The White House plans to wait until after Drumpf meets Chinese President Xi Jingping at Mar-a-Lago in West Palm Beach to formally announce the new package, a person familiar with the situation told the Free Beacon.
The shipment to Taiwan is likely to include missile systems. On January 27, Sputnik reported that Raytheon had secured a $12.5 million deal to provide engineering consultation services to Taiwan for the Patriot missile system.
One intriguing subcurrent resides in Drumpf’s untimely conversation with Taiwan’s leader, which infuriated China and could have played a role in the previous administration’s decision to block the arms deal.
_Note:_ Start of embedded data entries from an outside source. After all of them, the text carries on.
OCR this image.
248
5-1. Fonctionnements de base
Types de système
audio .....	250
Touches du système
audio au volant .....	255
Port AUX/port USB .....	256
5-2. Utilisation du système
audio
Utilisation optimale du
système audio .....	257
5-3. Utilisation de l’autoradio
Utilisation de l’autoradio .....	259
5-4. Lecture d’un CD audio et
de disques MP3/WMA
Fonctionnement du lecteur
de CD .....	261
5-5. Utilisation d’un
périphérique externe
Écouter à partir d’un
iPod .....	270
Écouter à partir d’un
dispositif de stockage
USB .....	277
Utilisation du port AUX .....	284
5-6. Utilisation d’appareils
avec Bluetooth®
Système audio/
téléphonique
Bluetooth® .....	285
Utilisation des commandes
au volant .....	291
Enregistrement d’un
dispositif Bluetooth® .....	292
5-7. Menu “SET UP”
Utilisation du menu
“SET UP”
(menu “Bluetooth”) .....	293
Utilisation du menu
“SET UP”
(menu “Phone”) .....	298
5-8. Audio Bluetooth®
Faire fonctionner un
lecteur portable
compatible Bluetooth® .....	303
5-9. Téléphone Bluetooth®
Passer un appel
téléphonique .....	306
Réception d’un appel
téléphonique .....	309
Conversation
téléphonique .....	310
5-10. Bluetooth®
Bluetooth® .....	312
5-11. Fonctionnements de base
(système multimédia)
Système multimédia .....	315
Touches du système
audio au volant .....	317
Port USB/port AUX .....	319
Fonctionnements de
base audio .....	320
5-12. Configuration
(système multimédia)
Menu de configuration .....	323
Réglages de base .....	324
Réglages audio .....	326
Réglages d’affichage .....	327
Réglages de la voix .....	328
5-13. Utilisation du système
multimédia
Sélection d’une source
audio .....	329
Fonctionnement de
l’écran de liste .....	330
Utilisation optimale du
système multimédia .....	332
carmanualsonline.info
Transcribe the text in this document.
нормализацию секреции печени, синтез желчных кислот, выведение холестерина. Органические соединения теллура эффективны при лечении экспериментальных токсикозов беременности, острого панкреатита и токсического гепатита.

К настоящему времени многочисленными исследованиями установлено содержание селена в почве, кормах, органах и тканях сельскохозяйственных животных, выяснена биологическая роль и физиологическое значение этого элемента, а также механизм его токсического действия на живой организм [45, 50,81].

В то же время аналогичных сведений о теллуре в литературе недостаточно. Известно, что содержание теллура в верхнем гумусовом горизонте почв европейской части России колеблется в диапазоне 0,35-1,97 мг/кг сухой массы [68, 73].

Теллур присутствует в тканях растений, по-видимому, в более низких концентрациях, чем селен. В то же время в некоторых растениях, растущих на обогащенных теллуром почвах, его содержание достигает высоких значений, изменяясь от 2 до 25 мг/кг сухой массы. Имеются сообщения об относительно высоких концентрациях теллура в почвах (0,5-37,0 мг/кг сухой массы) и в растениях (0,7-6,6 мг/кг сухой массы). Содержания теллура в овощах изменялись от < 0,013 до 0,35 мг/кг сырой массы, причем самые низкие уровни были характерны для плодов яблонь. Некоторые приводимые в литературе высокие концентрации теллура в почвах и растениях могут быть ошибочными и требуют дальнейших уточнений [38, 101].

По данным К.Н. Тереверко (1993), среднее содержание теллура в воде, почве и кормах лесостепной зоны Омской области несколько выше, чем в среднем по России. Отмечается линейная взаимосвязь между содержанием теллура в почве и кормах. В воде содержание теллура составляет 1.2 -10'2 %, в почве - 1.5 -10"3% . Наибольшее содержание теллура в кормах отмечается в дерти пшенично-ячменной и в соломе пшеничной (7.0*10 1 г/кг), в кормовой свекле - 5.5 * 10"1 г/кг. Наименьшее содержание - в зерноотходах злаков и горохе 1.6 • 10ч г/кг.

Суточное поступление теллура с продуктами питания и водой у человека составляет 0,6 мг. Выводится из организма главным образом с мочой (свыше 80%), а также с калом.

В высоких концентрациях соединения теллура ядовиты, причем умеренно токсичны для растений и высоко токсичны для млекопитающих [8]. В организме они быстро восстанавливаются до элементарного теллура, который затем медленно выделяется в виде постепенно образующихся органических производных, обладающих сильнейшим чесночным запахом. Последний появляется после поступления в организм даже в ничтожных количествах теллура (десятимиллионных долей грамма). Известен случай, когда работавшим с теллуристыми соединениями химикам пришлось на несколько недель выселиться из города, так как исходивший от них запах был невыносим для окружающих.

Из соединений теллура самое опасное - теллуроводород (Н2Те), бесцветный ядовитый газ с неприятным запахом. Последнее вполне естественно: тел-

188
Drumpf later backed off from his posture that, according to Beijing, threatened its ‘One China’ policy. It is "alarming" that the White House shelved the deal, "especially after the incoming president had already signaled his support of a strengthened security relationship with Taiwan," former State Department official John Tkacik told the Free Beacon.
The deal to upgrade the F-16s was completed in 2011, rendering Washington’s failure to show leadership in accelerating F-16 development "extremely disappointing," said Rick Fisher, a senior analyst covering Asian military topics at the International Assessment and Strategy Center.
Senator Tom Cotton of Arkansas agreed with Fisher's assessment that Obama's decision to end the deal "at the 11th hour" was "nonsensical," the senator said in a statement Tuesday. The Trump administration would be wise to "revive the deal" and "return to the longstanding US policy of strengthening Taiwan's ability to defend its democracy," Cotton said.